Сибилл не давала им скучать. То она пробралась на кухню ресторана, чтобы приготовить себе еду самолично, и испортила миксер, то искала блох, ползая по третьему этажу в толстенных очках, то затопила соседей снизу. За свою практику Чарли вдоволь насмотрелась на таких как Сибилл, хотя в основном они содержались в специальных заведениях. Так всё начиналось у её крестной – сначала мелкие заскоки, уходы из дома и потеря в пространстве, а потом полная метаморфоза личности, её безвозвратное ускользание. Но по каким-то веским причинам Сибилл оставалась в отеле, совершая свою работу.
Мир в это время тоже не стоял на месте. За эти недели было совершенно два вооруженных нападения в общественных местах. Один ворвался в фитнес центр и застрелил пятнадцать человек, а потом и себя. Другой открыл пальбу в поезде, убив восьмерых и ранив вдвое больше, в следствии тоже застрелился.
Вот так вот… – печально думала Чарли, смотря новости. – Мы – по одному, а они по десять махом. Так оно и есть…. Вот их сторона, а вот другая. Всё так, как всегда.
А вчера питбуль напал на ребенка восьми лет, изуродовав лицо мальчишки до неузнаваемости. Кто из него теперь вырастет? Зло или добро? Кто знает, Чарли? Кто знает?

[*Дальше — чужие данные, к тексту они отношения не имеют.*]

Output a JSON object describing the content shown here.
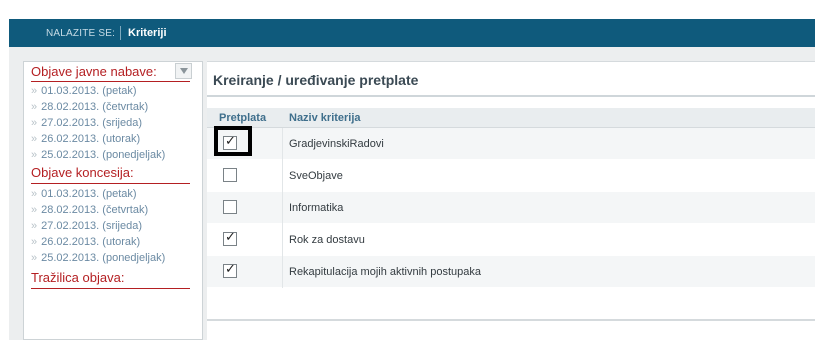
{
  "header": {
    "crumb_label": "NALAZITE SE:",
    "crumb_value": "Kriteriji"
  },
  "sidebar": {
    "sections": [
      {
        "title": "Objave javne nabave:",
        "items": [
          "01.03.2013. (petak)",
          "28.02.2013. (četvrtak)",
          "27.02.2013. (srijeda)",
          "26.02.2013. (utorak)",
          "25.02.2013. (ponedjeljak)"
        ]
      },
      {
        "title": "Objave koncesija:",
        "items": [
          "01.03.2013. (petak)",
          "28.02.2013. (četvrtak)",
          "27.02.2013. (srijeda)",
          "26.02.2013. (utorak)",
          "25.02.2013. (ponedjeljak)"
        ]
      },
      {
        "title": "Tražilica objava:",
        "items": []
      }
    ],
    "filter_icon": "filter-dropdown-icon",
    "bullet": "»"
  },
  "main": {
    "title": "Kreiranje / uređivanje pretplate",
    "columns": [
      "Pretplata",
      "Naziv kriterija"
    ],
    "rows": [
      {
        "checked": true,
        "name": "GradjevinskiRadovi"
      },
      {
        "checked": false,
        "name": "SveObjave"
      },
      {
        "checked": false,
        "name": "Informatika"
      },
      {
        "checked": true,
        "name": "Rok za dostavu"
      },
      {
        "checked": true,
        "name": "Rekapitulacija mojih aktivnih postupaka"
      }
    ]
  },
  "colors": {
    "header_bg": "#0f5a7c",
    "accent_red": "#b41f22",
    "link_blue": "#6b8aa3"
  }
}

А потом однажды седьмого августа в прохладное облачное утро Чарли возвращалась после завтрака в номер, чтобы взять сумочку и пойти прогуляться, и увидела на двери своего номера записку: «Поднимайся на крышу. Дороти». Слова были выведены витиеватым красивым подчерком, о котором Чарли и мечтать не могла.
Дороти сидела на раскладном стуле под мрачным небом. Где-то над лесом формировалась черная туча и наползала на нее своими апокалипсическими лапами. Сегодня гроза не должна их обойти, как в тот раз. Определенно нет.
Дороти застыла без движения, глядя на неотвратимость, и Чарли села рядом, но та какое-то время, будто не замечала ее. Потом, всё так же зачарованно глядя вдаль на разросшуюся тучу, она протянула потрепанный сложенный пополам листок. Чарли взяла его и развернула, быстро прочитав напечатанный текст.
«С прискорбием вынужден сообщить, что Ваш муж Питер Делавэр скончался от сердечного приступа.
23.07.09»
– Господи… – пролепетала Чарли, а потом повернулась к Дороти, заметив, что у той по щекам текут слезы. – Мне так жаль!
Но та лишь качала головой, пытаясь справиться со слезами. Она едва могла говорить.
– Я знаю-знаю… – проникновенно сказала Чарли, кивая. – Ты ведь даже не могла отсюда выбраться. Ты не могла с ним провести последние годы. Если бы ты знала… если бы ты только знала, что так будет. Но, ты ведь не знала, Дороти, и ничего не могла изменить. Так что, если в твоей голове есть хоть какая-то мысль, что ты виновата… не смей так думать, ладно? Ни на секунду.
Дороти закрыла лицо руками, содрогаясь от рыданий. Чарли отвернулась не в силах смотреть на это. Больше она не проронила ни слова.
А мгла неминуемо нарастала, надвигалась на них несметными полчищами. Наползание – именно это определение приходило сейчас в голову. Наползание. Зрелище очаровывало, гипнотизировало. Сверкнула первая молния, но пока далеко. Потом еще одна. Затем огромный горизонтальный росчерк покрыл трещинами полнеба. Чарли охнула от неожиданности и восторга.